Cone didn't use amateurs. He would have hand-picked them as soon as he'd reached Berlin and he might even have brought some of them with him or sent them ahead. Yesterday it had taken me almost two hours to throw one of them off before I could start out to Werneuchen. Today it would be quicker. I'd made arrangements, because these streets were strictly a red sector and I didn't want anyone coming in to help me when I could be into a close hold with one of Volper's men and getting the answers I wanted.

Tewson wasn't keeping to my pace; he wouldn't have to shorten the distance before I reached a corner: there'd be relay men, two, even three, somewhere ahead to take over and pass me on.

This was all Cone could do. We'd chewed the whole thing on the mat and he knew I was liable to go solo at any minute and he could only try to follow Shepley's instructions. Viktor Yasolev had his heavy responsibilities but so did Cone. He wouldn't be shot at dawn if he failed to bring me home from Quickstep but he'd find sleep hard to come by for a long time afterwards. He was one of the few field directors — Ferris was another, and Bainbridge — who took a personal pride in protecting their executives, and he'd brought them home again and again, sometimes from last-ditch situations where other directors would have left them for dead and pulled out. This afternoon he'd try to make sure I was never alone, never without support, but I couldn't let that happen because when it came to the crunch I wanted a clear field to work in.

Charlottenstrasse, and I turned the corner and walked north, a damp chill in the air, the river smell drifting through the streets from the Spree. I felt better now; the nerves had reacted to the fear of imminent death when I stepped into the street but the gooseflesh had gone by this time and I was walking steadily and the organism was gradually eliminating the excess adrenalin. Not all of it. I could need more, at any time.

The relay man was a hundred yards ahead of me on the other side. I couldn't see his face but I knew he'd be there somewhere and I picked him up fairly soon; if I hadn't been looking for him I could have missed him easily: he was using good mobile cover — other people — and had his back to me most of the time.

'How are things, Gunter?'

I got in and slammed the door and sat back straight away. There was a Mercedes SEL behind us and I didn't want to overlook anything.

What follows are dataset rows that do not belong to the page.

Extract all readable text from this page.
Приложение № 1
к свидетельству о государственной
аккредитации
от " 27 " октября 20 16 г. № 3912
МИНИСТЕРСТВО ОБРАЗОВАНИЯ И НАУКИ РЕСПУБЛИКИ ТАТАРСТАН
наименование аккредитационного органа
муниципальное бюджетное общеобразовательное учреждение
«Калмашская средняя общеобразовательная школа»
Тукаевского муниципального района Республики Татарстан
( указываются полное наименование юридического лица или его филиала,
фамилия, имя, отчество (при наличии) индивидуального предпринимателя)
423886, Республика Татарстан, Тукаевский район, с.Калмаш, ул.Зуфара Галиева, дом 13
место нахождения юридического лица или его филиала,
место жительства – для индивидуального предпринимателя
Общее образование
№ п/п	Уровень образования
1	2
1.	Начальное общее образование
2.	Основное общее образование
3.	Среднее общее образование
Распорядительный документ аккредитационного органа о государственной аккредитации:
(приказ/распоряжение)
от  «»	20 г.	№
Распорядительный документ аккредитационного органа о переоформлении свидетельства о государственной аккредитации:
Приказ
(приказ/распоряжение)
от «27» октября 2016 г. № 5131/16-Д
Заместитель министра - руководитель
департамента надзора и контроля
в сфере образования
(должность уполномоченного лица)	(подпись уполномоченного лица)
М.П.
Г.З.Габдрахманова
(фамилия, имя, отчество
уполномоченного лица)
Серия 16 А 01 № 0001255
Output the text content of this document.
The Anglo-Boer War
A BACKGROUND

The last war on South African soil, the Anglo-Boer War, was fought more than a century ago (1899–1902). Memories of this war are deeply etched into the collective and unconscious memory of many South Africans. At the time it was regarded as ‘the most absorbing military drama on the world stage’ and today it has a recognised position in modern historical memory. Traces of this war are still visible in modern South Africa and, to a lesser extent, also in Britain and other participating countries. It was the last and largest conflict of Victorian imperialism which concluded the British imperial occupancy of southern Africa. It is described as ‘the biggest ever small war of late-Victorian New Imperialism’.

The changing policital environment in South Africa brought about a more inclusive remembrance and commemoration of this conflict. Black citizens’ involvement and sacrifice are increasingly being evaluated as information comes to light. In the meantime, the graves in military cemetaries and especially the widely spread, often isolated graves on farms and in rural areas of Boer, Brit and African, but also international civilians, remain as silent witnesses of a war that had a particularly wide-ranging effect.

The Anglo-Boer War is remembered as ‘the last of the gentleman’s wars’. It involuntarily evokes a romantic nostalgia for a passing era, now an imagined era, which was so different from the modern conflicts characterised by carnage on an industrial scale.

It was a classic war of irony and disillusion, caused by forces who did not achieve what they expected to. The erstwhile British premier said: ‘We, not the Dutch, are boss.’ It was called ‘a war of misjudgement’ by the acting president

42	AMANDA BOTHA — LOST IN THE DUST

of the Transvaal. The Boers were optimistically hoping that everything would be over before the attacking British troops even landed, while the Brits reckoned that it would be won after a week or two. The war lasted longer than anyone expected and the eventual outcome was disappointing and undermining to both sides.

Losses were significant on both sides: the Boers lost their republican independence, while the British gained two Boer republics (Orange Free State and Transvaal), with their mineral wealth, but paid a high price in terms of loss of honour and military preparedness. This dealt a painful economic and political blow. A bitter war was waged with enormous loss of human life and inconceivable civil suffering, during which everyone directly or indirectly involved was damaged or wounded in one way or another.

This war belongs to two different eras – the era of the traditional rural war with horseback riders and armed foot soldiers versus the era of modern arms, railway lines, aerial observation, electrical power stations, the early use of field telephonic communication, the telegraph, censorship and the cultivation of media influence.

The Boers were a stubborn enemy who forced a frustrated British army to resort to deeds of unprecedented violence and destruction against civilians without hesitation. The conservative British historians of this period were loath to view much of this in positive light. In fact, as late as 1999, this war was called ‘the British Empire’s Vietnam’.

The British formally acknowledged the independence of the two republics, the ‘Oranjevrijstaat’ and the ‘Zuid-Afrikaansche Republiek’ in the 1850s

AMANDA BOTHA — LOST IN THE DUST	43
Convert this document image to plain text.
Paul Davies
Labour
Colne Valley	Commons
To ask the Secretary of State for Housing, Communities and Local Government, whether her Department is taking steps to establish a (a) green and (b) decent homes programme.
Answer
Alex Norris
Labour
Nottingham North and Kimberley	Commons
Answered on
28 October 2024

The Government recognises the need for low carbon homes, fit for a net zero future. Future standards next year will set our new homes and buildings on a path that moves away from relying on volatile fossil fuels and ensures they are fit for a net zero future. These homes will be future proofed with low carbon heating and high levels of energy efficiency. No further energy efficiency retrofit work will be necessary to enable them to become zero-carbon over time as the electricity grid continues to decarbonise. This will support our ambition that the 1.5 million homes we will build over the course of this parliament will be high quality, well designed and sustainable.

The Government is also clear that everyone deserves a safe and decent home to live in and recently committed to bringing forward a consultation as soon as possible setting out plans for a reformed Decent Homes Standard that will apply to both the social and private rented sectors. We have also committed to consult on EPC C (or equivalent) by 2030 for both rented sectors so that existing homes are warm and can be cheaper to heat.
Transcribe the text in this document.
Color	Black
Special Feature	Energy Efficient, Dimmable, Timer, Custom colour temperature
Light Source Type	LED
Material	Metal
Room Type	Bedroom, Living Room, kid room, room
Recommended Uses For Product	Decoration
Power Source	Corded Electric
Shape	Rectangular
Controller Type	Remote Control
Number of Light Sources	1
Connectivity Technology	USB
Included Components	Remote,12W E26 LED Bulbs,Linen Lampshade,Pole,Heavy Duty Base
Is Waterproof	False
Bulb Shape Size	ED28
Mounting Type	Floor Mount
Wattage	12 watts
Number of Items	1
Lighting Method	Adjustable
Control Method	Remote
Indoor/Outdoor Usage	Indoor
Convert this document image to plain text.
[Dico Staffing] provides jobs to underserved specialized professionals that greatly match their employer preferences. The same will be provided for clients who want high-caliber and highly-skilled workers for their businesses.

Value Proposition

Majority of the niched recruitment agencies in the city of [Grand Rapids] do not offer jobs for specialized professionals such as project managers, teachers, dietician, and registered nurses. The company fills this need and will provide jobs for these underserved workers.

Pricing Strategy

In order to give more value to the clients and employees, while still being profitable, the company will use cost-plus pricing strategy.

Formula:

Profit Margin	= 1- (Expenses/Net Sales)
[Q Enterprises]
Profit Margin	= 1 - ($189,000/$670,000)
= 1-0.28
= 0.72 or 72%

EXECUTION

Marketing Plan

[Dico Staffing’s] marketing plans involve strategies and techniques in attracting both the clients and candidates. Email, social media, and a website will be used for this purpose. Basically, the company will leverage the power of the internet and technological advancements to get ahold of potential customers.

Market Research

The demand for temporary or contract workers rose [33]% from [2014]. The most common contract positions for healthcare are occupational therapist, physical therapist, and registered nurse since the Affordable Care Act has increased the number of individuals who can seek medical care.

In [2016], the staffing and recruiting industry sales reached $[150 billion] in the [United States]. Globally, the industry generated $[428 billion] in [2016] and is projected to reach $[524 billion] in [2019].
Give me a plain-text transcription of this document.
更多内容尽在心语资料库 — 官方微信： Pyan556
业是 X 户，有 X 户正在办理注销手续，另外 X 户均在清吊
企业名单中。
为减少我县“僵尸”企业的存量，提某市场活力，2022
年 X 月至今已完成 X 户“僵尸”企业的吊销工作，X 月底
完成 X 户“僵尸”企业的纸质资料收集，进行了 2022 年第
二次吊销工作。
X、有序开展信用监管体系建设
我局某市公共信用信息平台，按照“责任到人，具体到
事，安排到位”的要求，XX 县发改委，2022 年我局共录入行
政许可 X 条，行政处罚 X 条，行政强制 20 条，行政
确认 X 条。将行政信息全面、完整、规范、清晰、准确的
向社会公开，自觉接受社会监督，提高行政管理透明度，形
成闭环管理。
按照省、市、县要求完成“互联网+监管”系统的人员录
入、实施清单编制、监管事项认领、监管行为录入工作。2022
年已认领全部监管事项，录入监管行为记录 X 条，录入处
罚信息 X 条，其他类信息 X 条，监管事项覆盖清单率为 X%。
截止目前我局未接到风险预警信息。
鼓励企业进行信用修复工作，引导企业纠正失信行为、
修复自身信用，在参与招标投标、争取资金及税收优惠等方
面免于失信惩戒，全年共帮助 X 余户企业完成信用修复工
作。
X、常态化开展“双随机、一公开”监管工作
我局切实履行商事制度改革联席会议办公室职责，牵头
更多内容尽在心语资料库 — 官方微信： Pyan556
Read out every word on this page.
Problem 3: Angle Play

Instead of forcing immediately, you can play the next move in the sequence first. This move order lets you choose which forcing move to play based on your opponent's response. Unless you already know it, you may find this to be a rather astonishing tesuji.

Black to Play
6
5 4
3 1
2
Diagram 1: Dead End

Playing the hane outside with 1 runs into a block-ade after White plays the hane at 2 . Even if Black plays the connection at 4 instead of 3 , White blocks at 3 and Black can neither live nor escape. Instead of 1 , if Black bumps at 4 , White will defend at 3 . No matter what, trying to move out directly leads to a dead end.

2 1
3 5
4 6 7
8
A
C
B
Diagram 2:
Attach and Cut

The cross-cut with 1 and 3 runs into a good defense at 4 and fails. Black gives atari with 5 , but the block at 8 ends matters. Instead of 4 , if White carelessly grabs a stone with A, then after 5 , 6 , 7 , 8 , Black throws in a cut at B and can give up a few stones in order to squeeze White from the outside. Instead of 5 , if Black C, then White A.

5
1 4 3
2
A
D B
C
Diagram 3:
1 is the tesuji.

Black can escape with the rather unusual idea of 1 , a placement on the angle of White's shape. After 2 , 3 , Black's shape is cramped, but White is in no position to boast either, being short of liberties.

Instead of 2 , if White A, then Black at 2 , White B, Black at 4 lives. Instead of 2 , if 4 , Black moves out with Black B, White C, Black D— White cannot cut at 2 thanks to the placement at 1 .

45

The relay man was at the intersection of Charlottenstrasse and Franzstrasse by now and he'd seen me get into the cab and he was turned away from us and using his walkie-talkie, but there wasn't anything he could do unless Cone had put a vehicle into the field and that wasn't likely with a relay tag in operation.

'I was on time?'

'Yes.' He wanted praise, and I should've thought of that; in this trade we don't give it. 'Exactly on time. Take a right and a left as fast as you legally can.'

'Whatever you say.'

Give me your wife's name and her sister's address, and by the end of the month I'll see she gets a permit to visit the cemetery on the other side.

He didn't think I'd give him a bill. I hadn't put it specifically but I'd given him the cover of being what they called a live-body entrepreneur. Ever since the Wall had gone up there'd been a steady trade in people who needed to reach the other side. Prices varied, and the cost of getting young people across was higher, their working life and value to the German Democratic Republic making them expensive: in the region of twenty-five thousand US dollars. For this man's wife the price would normally be a quarter of that: she was middle-aged and a woman. But he didn't think I'd give him a bill because I'd told him there were things he could do for me.